Another benefit of an online presence is the unspoken credibility of being quoted in a publication or recognized with industry awards, Sun said.

If an existing client is happy, it reflects — among other things — that your initial and continual communications are well received, she said. A comprehensive communication plan should include a written financial plan, a mapped-out investment plan, a scheduled-out communication plan and an ongoing daily social media plan, "reminding clients of who we are and what we do."

For his part, Andy Seth, founding partner of LotusGroup Advisors, said that "advisors can be formulaic about building trust."

Building blocks for trust

Educate your clients first. Teach them about the value of your services to help them link their financial decisions with their value systems.

Be as transparent as possible. Sharing fee structures, educational and employment background and your own values and goals helps clients feel comfortable and know what to expect from you.

Don't overpromise. Avoid the risk of under-delivering.

Stay involved. A good advisor/client relationship has similar qualities to a good friendship. Be readily available for meetings and client phone calls, sending regular personalized emails and hosting client events

Listen. Let clients know you understand and empathize with them before offering a solution to their needs.

Provide next steps. When an advisor has a planning process in place, clients know what to expect at each step of the way. This helps simplify the process for them and can ease feelings of uncertainty and stress.
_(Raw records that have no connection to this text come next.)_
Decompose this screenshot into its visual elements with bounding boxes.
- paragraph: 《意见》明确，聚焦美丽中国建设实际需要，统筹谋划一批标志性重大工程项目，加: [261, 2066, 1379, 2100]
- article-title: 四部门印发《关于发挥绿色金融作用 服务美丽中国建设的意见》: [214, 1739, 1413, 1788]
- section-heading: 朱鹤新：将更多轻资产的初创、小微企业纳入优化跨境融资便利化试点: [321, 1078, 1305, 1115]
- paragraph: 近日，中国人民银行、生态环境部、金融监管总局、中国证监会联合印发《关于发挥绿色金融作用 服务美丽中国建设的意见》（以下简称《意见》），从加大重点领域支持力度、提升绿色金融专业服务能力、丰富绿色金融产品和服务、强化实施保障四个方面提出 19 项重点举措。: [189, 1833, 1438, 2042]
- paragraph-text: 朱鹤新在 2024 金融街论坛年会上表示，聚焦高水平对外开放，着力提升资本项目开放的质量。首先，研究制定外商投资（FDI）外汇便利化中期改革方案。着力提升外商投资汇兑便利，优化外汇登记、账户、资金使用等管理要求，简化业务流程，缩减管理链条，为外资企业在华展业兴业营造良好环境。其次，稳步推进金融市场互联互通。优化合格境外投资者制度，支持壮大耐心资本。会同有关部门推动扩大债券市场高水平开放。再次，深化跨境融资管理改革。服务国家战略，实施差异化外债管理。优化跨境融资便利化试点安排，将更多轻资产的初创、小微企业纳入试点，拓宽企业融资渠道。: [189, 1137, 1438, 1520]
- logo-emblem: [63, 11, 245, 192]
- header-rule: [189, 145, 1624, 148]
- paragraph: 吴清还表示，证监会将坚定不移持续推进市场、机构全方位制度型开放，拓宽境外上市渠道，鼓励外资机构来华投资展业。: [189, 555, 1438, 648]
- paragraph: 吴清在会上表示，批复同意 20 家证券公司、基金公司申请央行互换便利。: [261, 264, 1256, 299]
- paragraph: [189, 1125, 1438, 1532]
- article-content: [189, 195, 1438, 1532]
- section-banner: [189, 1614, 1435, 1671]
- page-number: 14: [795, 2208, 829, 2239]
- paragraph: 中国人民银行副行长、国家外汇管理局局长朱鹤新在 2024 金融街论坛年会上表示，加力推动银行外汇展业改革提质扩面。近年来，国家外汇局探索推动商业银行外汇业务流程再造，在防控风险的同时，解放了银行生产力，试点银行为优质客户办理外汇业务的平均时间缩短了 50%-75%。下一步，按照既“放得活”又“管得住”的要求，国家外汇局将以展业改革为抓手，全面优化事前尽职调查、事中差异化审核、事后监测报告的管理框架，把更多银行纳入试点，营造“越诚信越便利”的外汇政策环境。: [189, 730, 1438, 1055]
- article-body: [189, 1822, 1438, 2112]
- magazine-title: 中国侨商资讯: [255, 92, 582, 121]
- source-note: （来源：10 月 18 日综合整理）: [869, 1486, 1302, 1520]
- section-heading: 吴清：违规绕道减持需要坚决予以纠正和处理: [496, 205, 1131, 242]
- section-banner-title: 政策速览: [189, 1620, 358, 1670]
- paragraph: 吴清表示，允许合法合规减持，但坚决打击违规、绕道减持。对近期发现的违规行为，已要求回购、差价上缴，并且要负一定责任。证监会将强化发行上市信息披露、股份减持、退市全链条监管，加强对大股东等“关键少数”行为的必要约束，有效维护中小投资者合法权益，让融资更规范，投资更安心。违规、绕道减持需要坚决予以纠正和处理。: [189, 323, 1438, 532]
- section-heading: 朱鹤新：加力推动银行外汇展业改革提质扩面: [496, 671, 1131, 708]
— Source: Kevin J. Meehan, CFP, regional president at Wealth Enhancement Group

Seth subscribes to the so-called "Trust Equation," which states that "trust equals credibility plus reliability plus intimacy, divided by self-interest." He explained how he interprets the variables in his practice:

  • Credibility: "This can refer to demonstrable items such as professional certifications or civic leadership and engagement," Seth said. "Community involvement shows that I help people on my own for free."
  • Reliability: "There is a wave of emotions that prospects go through," he noted. "It comforts them to see that we make commitments and deliver."
  • Intimacy: "The more you show intimacy — for example, sharing your interest in social causes — the more they respond in kind," Seth said. "Understand that [in the advising relationship] you're asking them to be more vulnerable than you."
  • Self-interest: "This needs to be low," he advised. "The worst self-interest is conflict of interest. For example, how do you respond if the client takes funds from the portfolio to buy real estate?"

Seth advises advisors, "Demonstrate how high your numerators are and how low your denominator is, and you've built high trust."